Blokker, Eva, Willem-Jan van Zeist, Xiaobo Sun, Jordi Poater, J. Martijn van der Schuur, Trevor A. Hamlin, and F. Matthias Bickelhaupt. “Methyl Substitution Destabilizes Alkyl Radicals.” Angewandte Chemie International Edition 61, no. 36 (2022): e202207477. https://doi.org/10.1002/anie.202207477.

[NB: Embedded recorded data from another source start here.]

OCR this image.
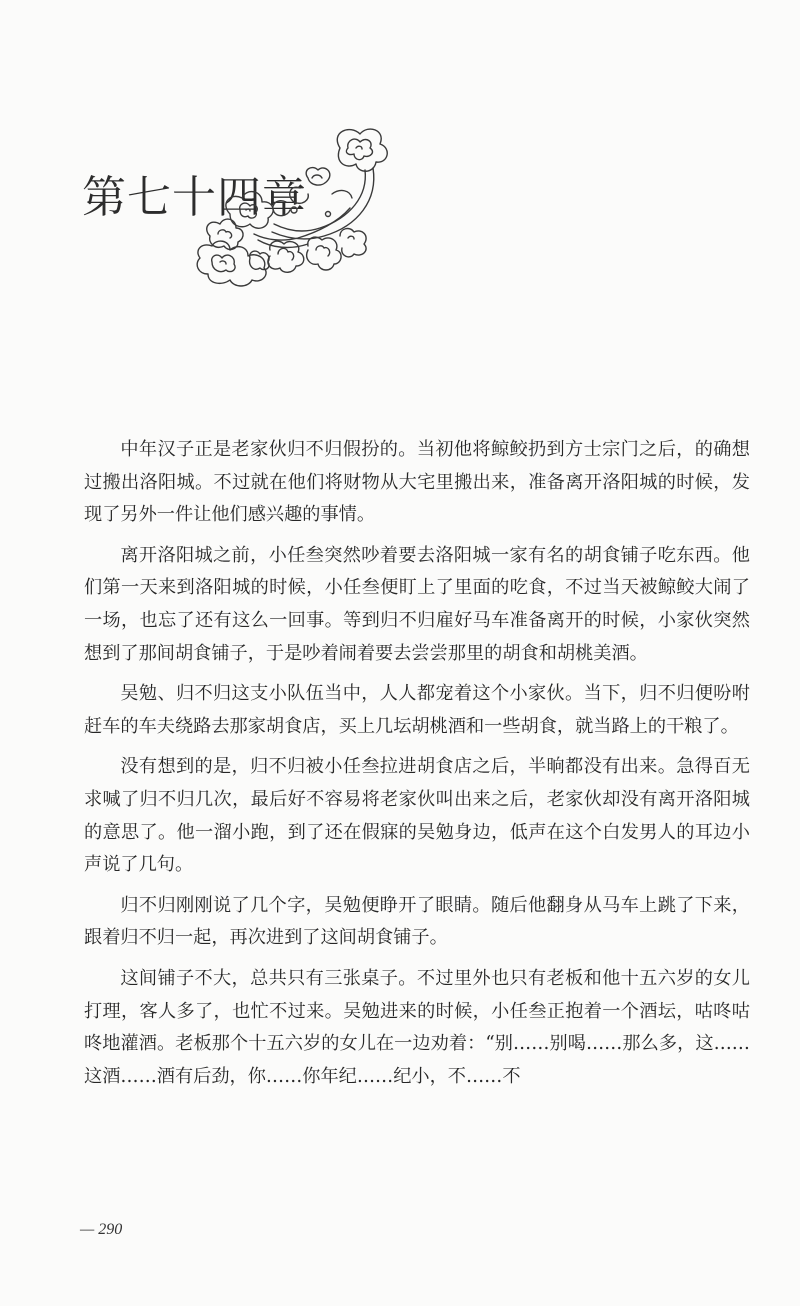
第七十四章

中年汉子正是老家伙归不归假扮的。当初他将鲸鲛扔到方士宗门之后，的确想过搬出洛阳城。不过就在他们将财物从大宅里搬出来，准备离开洛阳城的时候，发现了另外一件让他们感兴趣的事情。

离开洛阳城之前，小任叁突然吵着要去洛阳城一家有名的胡食铺子吃东西。他们第一天来到洛阳城的时候，小任叁便盯上了里面的吃食，不过当天被鲸鲛大闹了一场，也忘了还有这么一回事。等到归不归雇好马车准备离开的时候，小家伙突然想到了那间胡食铺子，于是吵着闹着要去尝尝那里的胡食和胡桃美酒。

吴勉、归不归这支小队伍当中，人人都宠着这个小家伙。当下，归不归便吩咐赶车的车夫绕路去那家胡食店，买上几坛胡桃酒和一些胡食，就当路上的干粮了。

没有想到的是，归不归被小任叁拉进胡食店之后，半晌都没有出来。急得百无求喊了归不归几次，最后好不容易将老家伙叫出来之后，老家伙却没有离开洛阳城的意思了。他一溜小跑，到了还在假寐的吴勉身边，低声在这个白发男人的耳边小声说了几句。

归不归刚刚说了几个字，吴勉便睁开了眼睛。随后他翻身从马车上跳了下来，跟着归不归一起，再次进到了这间胡食铺子。

这间铺子不大，总共只有三张桌子。不过里外也只有老板和他十五六岁的女儿打理，客人多了，也忙不过来。吴勉进来的时候，小任叁正抱着一个酒坛，咕咚咕咚地灌酒。老板那个十五六岁的女儿在一边劝着：“别……别喝……那么多，这……这酒……酒有后劲，你……你年纪……纪小，不……不

— 290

This work highlights a subtle but important point regarding alkyl radical stability. The canonical explanation for the trends in C-H bond dissociation energy (BDE) refers to differences in energy (stability) of the product radicals. This implicitly assumes that differences in the energies of the hydrocarbon starting materials are negligible. The computations presented illustrate that this explanation has it the wrong way around; the relative stability of the radicals is the opposite of what is proposed, but the differences in energies of the starting materials make up for this, leading to the observed trends in BDE.

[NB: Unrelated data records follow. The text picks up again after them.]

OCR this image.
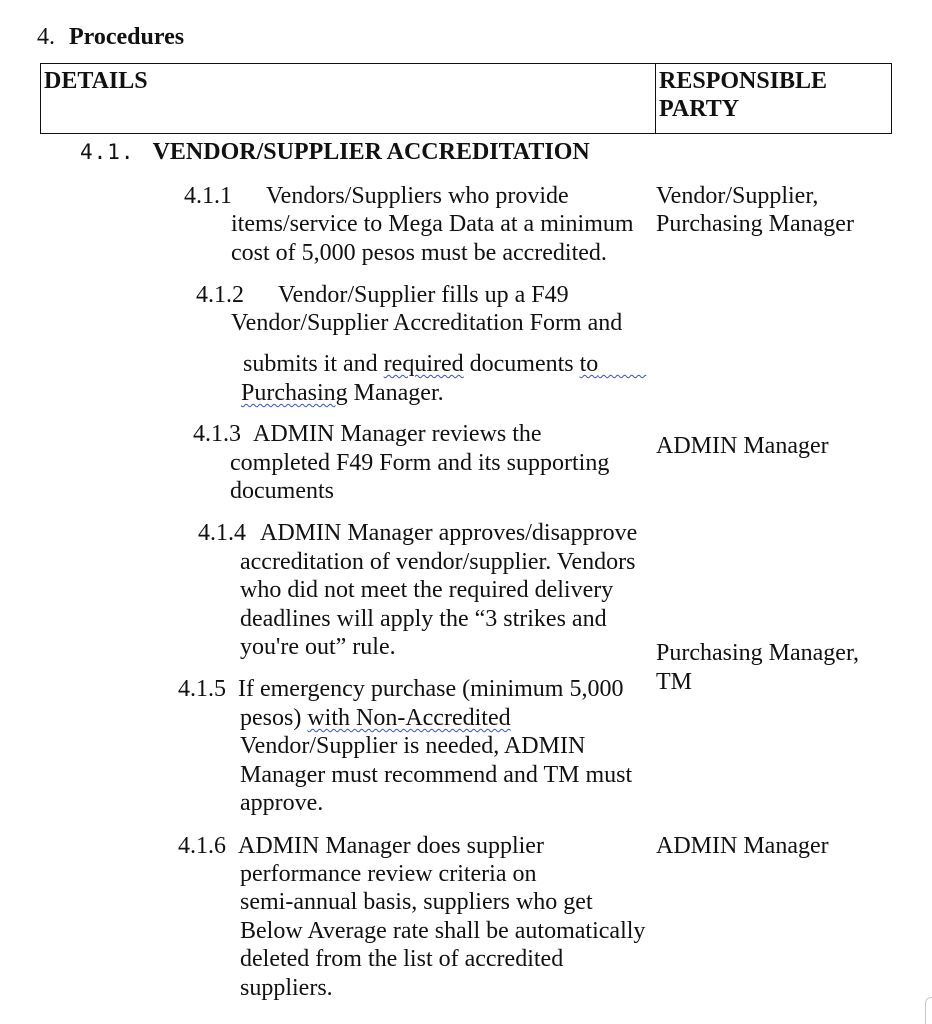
4. Procedures
DETAILS	RESPONSIBLE PARTY
4.1. VENDOR/SUPPLIER ACCREDITATION
4.1.1 Vendors/Suppliers who provide
items/service to Mega Data at a minimum
cost of 5,000 pesos must be accredited.
Vendor/Supplier,
Purchasing Manager
4.1.2 Vendor/Supplier fills up a F49
Vendor/Supplier Accreditation Form and
submits it and required documents to
Purchasing Manager.
4.1.3 ADMIN Manager reviews the
completed F49 Form and its supporting
documents
ADMIN Manager
4.1.4 ADMIN Manager approves/disapprove
accreditation of vendor/supplier. Vendors
who did not meet the required delivery
deadlines will apply the “3 strikes and
you're out” rule.	Purchasing Manager,
TM
4.1.5 If emergency purchase (minimum 5,000
pesos) with Non-Accredited
Vendor/Supplier is needed, ADMIN
Manager must recommend and TM must
approve.
4.1.6 ADMIN Manager does supplier
performance review criteria on
semi-annual basis, suppliers who get
Below Average rate shall be automatically
deleted from the list of accredited
suppliers.
ADMIN Manager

A key takeaway is that it is imperative to identify implicit assumptions and evaluate them thoroughly.

Paper 4

Citations:

Moravskiy, A., and J. K. Stille. “Mechanisms of 1,1-Reductive Elimination from Palladium: Elimination of Ethane from Dimethylpalladium(II) and Trimethylpalladium(IV).” Journal of the American Chemical Society 103, no. 14 (July 1981): 4182–86. https://doi.org/10.1021/ja00404a034.

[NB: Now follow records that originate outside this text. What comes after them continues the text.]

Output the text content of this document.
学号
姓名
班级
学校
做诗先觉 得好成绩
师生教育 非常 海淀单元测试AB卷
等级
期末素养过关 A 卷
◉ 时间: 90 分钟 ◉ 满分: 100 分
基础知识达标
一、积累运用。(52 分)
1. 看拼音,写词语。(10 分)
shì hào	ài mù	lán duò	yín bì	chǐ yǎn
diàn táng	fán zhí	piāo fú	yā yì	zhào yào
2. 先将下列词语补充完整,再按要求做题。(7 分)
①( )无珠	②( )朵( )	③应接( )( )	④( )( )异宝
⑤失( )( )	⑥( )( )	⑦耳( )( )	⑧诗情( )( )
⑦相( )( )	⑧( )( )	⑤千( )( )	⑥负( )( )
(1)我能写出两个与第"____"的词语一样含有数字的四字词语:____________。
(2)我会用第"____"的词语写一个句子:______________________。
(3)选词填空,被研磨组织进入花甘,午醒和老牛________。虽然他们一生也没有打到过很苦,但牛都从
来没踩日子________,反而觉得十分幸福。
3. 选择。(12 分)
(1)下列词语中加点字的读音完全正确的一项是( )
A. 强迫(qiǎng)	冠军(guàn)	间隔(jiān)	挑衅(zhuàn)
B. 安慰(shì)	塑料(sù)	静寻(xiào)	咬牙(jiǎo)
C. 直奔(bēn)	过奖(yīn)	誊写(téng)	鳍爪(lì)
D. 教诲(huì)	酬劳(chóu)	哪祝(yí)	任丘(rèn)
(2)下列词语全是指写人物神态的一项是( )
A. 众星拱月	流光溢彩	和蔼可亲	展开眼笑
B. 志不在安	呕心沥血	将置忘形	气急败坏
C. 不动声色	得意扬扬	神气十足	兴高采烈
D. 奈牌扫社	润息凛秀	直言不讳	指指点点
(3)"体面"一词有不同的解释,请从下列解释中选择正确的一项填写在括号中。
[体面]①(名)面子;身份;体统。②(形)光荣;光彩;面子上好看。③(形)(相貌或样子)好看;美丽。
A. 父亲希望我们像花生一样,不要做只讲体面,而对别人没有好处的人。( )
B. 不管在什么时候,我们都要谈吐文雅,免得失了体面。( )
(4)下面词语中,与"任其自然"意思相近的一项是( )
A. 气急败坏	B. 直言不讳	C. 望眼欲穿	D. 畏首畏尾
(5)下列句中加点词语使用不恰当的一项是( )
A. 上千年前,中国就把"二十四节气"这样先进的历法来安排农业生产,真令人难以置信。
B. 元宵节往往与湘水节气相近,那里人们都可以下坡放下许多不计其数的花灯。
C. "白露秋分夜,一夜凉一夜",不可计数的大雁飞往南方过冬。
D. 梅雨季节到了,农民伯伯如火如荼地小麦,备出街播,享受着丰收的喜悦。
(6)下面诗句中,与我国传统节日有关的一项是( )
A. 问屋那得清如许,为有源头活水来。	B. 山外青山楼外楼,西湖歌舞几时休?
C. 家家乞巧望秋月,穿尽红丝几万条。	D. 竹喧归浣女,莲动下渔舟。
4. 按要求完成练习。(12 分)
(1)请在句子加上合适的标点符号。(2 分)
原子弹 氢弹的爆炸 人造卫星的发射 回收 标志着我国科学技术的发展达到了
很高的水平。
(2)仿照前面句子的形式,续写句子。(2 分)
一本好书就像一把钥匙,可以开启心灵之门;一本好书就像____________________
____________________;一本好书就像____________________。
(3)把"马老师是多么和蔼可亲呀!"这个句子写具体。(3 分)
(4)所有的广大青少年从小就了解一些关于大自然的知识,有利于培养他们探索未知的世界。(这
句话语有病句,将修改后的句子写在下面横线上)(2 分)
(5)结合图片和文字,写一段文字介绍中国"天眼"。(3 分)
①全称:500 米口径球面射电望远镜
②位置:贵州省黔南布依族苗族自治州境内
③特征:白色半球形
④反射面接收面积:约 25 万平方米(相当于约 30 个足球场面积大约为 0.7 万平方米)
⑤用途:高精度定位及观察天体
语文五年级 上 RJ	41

Elegant old-school experiments to illustrate how Pd(II) can undergo oxidative addition to simple electrophiles such as MeI. This reactivity is very similar to that observed with Pt(II), although the Pt(IV) complexes are much more resistant to reductive elimination.

Paper 5

Bloomer, Brandon J., Sean N. Natoli, Marc Garcia-Borràs, Jose H. Pereira, Derek B. Hu, Paul D. Adams, K. N. Houk, Douglas S. Clark, and John F. Hartwig. “Mechanistic and Structural Characterization of an Iridium-Containing Cytochrome Reveals Kinetically Relevant Cofactor Dynamics.” Nature Catalysis 6, no. 1 (January 2023): 39–51. https://doi.org/10.1038/s41929-022-00899-9.

An illustration of the power of kinetic analysis typically employed for investigating organometallic mechanisms and how it can be applied to non-natural enzymatic catalysis. The cofactor dynamics cannot really be teased out using any other method.